Dickerson Justin B, McNeal Catherine J, Tsai Ginger, Rivera Cathleen M, Smith Matthew Lee, Ohsfeldt Robert L, Ory Marcia G
School of Public Health, Department of Health Promotion and Community Health Sciences, Texas A&M Health Science Center, College Station, TX, United States.
J Med Internet Res. 2014 Apr 18;16(4):e106. doi: 10.2196/jmir.2369.
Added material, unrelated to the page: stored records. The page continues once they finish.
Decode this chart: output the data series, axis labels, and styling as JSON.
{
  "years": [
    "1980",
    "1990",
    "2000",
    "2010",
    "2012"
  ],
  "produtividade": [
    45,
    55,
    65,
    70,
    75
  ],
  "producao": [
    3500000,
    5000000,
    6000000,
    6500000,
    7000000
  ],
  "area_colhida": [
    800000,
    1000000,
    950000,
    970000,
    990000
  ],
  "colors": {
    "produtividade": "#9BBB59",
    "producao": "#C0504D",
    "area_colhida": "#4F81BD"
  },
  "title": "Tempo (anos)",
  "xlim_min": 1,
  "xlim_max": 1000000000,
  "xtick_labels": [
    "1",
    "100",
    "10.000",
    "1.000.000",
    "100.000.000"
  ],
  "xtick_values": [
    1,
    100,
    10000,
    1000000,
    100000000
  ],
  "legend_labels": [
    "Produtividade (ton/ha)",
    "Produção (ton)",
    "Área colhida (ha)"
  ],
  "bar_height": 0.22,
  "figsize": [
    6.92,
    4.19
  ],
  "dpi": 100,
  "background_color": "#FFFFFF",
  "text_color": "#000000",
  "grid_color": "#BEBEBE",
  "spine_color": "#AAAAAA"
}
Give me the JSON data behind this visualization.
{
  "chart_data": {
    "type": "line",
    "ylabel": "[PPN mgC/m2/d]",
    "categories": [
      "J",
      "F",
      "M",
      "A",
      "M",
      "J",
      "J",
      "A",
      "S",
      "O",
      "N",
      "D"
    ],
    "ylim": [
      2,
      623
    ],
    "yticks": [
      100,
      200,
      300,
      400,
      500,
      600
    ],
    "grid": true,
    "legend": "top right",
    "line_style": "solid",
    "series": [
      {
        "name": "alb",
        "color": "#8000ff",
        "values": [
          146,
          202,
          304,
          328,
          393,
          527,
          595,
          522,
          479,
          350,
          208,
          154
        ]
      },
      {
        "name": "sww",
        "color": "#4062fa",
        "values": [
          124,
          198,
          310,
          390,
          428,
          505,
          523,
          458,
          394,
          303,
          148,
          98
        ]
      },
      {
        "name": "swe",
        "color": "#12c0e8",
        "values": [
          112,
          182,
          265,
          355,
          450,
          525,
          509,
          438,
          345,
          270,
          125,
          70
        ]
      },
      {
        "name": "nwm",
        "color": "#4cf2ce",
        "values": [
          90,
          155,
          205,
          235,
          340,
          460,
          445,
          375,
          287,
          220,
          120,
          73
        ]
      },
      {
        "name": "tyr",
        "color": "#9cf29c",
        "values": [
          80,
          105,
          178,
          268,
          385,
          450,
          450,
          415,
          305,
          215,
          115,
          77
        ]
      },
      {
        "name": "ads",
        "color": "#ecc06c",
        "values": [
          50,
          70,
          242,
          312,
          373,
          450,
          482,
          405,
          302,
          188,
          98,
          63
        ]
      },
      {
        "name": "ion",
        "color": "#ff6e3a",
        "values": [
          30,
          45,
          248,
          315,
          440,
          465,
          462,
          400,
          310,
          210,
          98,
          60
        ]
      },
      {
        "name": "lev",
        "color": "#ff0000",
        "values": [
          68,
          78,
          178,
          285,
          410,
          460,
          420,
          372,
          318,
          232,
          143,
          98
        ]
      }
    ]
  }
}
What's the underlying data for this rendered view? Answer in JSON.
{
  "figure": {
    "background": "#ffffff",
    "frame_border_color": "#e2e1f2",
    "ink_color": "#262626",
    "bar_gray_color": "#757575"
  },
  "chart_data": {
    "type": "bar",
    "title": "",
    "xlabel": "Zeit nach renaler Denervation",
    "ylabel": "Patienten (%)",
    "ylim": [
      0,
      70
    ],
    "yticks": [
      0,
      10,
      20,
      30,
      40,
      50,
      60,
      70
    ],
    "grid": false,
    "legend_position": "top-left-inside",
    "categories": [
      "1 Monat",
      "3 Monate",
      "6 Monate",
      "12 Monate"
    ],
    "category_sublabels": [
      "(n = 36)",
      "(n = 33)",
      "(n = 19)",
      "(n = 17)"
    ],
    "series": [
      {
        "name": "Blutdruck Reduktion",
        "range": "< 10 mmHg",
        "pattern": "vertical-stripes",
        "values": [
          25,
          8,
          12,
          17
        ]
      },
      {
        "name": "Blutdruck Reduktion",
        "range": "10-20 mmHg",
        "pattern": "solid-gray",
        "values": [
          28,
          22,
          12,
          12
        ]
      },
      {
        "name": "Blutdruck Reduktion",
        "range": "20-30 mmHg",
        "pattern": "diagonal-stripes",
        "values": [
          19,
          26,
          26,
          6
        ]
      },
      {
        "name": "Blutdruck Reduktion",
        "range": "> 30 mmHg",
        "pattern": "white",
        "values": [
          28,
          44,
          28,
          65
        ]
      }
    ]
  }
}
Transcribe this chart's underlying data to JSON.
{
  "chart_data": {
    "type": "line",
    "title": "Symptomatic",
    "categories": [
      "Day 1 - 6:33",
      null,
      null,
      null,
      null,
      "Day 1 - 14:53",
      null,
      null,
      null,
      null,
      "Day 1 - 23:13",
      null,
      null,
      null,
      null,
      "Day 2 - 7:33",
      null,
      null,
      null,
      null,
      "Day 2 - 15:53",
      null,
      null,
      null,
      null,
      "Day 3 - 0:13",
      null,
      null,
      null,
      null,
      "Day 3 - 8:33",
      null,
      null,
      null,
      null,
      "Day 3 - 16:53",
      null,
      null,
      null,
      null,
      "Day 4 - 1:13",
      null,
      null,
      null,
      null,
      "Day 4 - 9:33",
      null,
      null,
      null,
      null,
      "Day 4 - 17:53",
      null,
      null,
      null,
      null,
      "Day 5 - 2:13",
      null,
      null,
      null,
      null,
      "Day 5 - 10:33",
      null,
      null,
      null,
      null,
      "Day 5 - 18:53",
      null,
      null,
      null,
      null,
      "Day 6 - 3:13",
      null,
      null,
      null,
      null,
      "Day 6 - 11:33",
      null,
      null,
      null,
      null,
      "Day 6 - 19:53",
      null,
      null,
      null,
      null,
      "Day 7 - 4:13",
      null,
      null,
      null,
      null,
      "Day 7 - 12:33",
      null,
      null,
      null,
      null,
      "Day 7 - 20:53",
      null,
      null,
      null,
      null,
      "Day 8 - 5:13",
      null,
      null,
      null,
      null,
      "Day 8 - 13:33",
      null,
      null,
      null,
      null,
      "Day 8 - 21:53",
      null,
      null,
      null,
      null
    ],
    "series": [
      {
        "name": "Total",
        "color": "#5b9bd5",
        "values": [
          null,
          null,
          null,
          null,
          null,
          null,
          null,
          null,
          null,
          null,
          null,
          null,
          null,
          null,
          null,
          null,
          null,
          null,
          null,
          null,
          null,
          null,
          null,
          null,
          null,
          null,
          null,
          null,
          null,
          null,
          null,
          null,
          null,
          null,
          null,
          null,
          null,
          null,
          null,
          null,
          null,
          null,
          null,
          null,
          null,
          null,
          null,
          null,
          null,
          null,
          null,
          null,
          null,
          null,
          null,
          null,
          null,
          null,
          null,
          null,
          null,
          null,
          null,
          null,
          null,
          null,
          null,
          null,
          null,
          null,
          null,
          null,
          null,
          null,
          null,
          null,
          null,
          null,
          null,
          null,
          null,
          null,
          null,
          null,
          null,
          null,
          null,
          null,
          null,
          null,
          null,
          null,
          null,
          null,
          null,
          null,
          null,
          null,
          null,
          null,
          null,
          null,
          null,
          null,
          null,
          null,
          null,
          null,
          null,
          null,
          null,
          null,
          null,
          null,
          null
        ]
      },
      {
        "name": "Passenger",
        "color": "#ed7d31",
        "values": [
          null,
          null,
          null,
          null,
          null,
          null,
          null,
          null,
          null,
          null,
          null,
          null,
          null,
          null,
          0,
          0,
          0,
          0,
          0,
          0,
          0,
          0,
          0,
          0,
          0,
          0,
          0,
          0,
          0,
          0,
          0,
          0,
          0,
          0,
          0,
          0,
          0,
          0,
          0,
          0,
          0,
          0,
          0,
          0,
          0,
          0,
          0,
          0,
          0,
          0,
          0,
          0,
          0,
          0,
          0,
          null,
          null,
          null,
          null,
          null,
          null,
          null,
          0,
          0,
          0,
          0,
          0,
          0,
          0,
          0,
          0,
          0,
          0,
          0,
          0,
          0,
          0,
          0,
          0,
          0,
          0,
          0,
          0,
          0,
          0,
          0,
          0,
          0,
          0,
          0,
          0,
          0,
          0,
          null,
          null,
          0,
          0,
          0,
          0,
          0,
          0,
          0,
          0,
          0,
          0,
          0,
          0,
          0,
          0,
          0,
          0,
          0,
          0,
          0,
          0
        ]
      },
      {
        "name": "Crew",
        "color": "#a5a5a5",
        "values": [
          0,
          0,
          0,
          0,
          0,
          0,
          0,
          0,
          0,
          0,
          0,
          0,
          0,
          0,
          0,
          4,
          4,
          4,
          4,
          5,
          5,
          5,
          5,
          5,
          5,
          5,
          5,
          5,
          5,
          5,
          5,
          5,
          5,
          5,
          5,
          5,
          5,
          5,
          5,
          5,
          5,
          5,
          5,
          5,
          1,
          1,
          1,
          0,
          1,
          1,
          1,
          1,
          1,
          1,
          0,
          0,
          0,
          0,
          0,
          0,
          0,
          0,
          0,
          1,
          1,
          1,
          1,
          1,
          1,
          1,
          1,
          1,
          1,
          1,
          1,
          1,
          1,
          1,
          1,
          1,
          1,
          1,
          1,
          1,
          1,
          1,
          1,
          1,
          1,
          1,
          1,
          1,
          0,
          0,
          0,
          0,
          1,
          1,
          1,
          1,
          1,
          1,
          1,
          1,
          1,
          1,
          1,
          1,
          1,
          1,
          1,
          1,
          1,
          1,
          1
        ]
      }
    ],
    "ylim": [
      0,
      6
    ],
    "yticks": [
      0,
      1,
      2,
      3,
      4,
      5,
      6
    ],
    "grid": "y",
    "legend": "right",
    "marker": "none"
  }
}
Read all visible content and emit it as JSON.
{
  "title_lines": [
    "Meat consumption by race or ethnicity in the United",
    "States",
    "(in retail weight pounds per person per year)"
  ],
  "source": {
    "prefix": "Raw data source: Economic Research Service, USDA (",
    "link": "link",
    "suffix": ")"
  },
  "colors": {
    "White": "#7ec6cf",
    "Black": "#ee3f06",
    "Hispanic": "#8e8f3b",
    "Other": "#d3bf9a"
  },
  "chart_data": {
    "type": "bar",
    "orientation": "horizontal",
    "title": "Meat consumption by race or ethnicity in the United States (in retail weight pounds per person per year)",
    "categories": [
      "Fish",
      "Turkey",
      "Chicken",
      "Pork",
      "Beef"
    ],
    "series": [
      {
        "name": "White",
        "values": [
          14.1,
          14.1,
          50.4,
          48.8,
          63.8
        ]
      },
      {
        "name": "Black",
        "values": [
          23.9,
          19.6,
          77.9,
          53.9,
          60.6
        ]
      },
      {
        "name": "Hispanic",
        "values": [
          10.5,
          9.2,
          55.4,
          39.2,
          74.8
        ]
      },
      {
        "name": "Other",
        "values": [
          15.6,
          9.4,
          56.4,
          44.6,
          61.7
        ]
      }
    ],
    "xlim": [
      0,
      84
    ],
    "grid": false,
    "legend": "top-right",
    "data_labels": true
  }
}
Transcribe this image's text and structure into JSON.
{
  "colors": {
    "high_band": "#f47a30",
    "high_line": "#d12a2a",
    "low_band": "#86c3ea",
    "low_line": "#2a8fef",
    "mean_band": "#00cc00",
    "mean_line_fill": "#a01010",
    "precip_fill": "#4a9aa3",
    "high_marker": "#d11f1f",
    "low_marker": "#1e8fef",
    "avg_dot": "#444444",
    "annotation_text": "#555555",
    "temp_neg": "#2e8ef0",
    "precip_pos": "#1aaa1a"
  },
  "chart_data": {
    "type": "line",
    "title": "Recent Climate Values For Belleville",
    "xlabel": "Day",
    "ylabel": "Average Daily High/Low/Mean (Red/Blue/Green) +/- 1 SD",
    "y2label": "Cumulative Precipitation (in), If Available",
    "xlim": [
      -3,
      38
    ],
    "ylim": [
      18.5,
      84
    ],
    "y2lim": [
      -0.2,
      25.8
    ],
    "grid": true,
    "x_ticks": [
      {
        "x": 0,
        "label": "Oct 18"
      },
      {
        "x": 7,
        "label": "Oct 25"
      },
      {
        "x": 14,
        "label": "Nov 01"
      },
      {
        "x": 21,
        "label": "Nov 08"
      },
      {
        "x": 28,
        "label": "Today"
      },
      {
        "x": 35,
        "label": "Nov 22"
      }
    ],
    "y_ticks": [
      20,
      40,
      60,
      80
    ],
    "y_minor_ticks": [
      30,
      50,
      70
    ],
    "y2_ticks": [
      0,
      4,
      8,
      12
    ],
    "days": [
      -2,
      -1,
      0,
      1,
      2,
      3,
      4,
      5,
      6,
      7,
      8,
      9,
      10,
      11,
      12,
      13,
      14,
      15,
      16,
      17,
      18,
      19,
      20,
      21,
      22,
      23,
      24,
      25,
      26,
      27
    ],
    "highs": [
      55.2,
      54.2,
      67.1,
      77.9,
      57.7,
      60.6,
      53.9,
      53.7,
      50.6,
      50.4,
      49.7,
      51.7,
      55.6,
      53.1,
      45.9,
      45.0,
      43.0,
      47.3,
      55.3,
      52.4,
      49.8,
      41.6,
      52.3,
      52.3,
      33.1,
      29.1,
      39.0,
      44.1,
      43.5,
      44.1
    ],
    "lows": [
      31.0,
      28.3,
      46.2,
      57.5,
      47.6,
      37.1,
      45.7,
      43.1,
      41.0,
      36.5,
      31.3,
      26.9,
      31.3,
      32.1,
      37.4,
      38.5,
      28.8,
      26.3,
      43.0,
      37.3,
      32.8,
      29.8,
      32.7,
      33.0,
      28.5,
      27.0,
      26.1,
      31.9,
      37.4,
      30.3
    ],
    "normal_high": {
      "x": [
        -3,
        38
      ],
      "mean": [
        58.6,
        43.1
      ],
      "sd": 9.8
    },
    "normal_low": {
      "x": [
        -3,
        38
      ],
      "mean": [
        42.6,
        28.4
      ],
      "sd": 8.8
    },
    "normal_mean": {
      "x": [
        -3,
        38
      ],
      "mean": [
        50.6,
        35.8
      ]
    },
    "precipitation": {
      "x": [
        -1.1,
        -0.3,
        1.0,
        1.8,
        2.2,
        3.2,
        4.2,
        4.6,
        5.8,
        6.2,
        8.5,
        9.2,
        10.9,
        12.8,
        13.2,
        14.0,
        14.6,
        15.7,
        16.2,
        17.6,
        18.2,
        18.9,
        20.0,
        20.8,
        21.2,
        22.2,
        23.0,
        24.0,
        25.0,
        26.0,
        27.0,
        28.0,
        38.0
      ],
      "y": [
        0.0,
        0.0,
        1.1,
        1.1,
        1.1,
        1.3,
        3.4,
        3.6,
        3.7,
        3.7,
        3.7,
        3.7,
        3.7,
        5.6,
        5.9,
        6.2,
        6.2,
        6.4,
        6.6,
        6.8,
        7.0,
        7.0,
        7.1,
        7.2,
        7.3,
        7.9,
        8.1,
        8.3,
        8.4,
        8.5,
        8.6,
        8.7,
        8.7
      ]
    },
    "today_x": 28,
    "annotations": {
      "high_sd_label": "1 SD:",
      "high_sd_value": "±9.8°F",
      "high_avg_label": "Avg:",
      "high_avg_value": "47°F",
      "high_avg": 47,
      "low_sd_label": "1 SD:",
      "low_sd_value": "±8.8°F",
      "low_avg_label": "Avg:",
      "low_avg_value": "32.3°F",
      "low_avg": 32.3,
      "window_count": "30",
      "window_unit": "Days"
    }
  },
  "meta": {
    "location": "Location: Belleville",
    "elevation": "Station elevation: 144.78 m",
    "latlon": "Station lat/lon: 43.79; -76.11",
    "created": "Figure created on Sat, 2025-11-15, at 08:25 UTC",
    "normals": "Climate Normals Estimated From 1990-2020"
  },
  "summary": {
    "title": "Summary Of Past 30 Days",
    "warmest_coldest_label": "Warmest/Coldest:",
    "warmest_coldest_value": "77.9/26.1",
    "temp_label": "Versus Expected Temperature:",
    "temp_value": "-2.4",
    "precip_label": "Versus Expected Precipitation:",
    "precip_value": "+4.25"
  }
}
Health risk assessments are becoming more popular as a tool to conveniently and effectively reach community-dwelling adults who may be at risk for serious chronic conditions such as coronary heart disease (CHD). The use of such instruments to improve adults' risk factor awareness and concordance with clinically measured risk factor values could be an opportunity to advance public health knowledge and build effective interventions.
The objective of this study was to determine if an Internet-based health risk assessment can highlight important aspects of agreement between respondents' self-reported and clinically measured CHD risk factors for community-dwelling adults who may be at risk for CHD.
Data from an Internet-based cardiovascular health risk assessment (Heart Aware) administered to community-dwelling adults at 127 clinical sites were analyzed. Respondents were recruited through individual hospital marketing campaigns, such as media advertising and print media, found throughout inpatient and outpatient facilities. CHD risk factors from the Framingham Heart Study were examined. Weighted kappa statistics were calculated to measure interrater agreement between respondents' self-reported and clinically measured CHD risk factors. Weighted kappa statistics were then calculated for each sample by strata of overall 10-year CHD risk. Three samples were drawn based on strategies for treating missing data: a listwise deleted sample, a pairwise deleted sample, and a multiple imputation (MI) sample.
The MI sample (n=16,879) was most appropriate for addressing missing data. No CHD risk factor had better than marginal interrater agreement (κ>.60). High-density lipoprotein cholesterol (HDL-C) exhibited suboptimal interrater agreement that deteriorated (eg, κ<.30) as overall CHD risk increased. Conversely, low-density lipoprotein cholesterol (LDL-C) interrater agreement improved (eg, up to κ=.25) as overall CHD risk increased. Overall CHD risk of the sample was lower than comparative population-based CHD risk (ie, no more than 15% risk of CHD for the sample vs up to a 30% chance of CHD for the population).
Interventions are needed to improve knowledge of CHD risk factors. Specific interventions should address perceptions of HDL-C and LCL-C. Internet-based health risk assessments such as Heart Aware may contribute to public health surveillance, but they must address selection bias of Internet-based recruitment methods.
健康风险评估作为一种工具,正变得越来越流行,它能够方便、有效地覆盖那些可能患有严重慢性病(如冠心病)的社区成年居民。使用此类工具来提高成年人对风险因素的认知,并使其与临床测量的风险因素值相一致,可能是推进公共卫生知识和建立有效干预措施的一个契机。
本研究的目的是确定基于互联网的健康风险评估能否突出社区中可能有冠心病风险的成年居民自我报告的冠心病风险因素与临床测量的风险因素之间一致性的重要方面。
对在127个临床地点对社区成年居民进行的基于互联网的心血管健康风险评估(Heart Aware)的数据进行分析。通过各个医院的营销活动招募受访者,如在住院和门诊设施中进行的媒体广告和印刷媒体宣传。研究了来自弗明汉心脏研究的冠心病风险因素。计算加权kappa统计量,以衡量受访者自我报告的冠心病风险因素与临床测量的冠心病风险因素之间的评分者间一致性。然后按总体10年冠心病风险分层为每个样本计算加权kappa统计量。基于处理缺失数据的策略抽取了三个样本:一个完全删除样本、一个成对删除样本和一个多重填补(MI)样本。
MI样本(n = 16,879)最适合处理缺失数据。没有一个冠心病风险因素的评分者间一致性优于中等水平(κ>.60)。高密度脂蛋白胆固醇(HDL-C)表现出次优的评分者间一致性,随着总体冠心病风险增加而恶化(如κ<.30)。相反,低密度脂蛋白胆固醇(LDL-C)的评分者间一致性随着总体冠心病风险增加而改善(如κ高达.25)。样本的总体冠心病风险低于基于人群的比较性冠心病风险(即样本患冠心病的风险不超过15%,而人群患冠心病的几率高达30%)。
需要采取干预措施来提高对冠心病风险因素的认识。具体干预措施应针对对HDL-C和LCL-C的认知。像Heart Aware这样基于互联网的健康风险评估可能有助于公共卫生监测,但必须解决基于互联网招募方法招募方法的选择偏倚问题。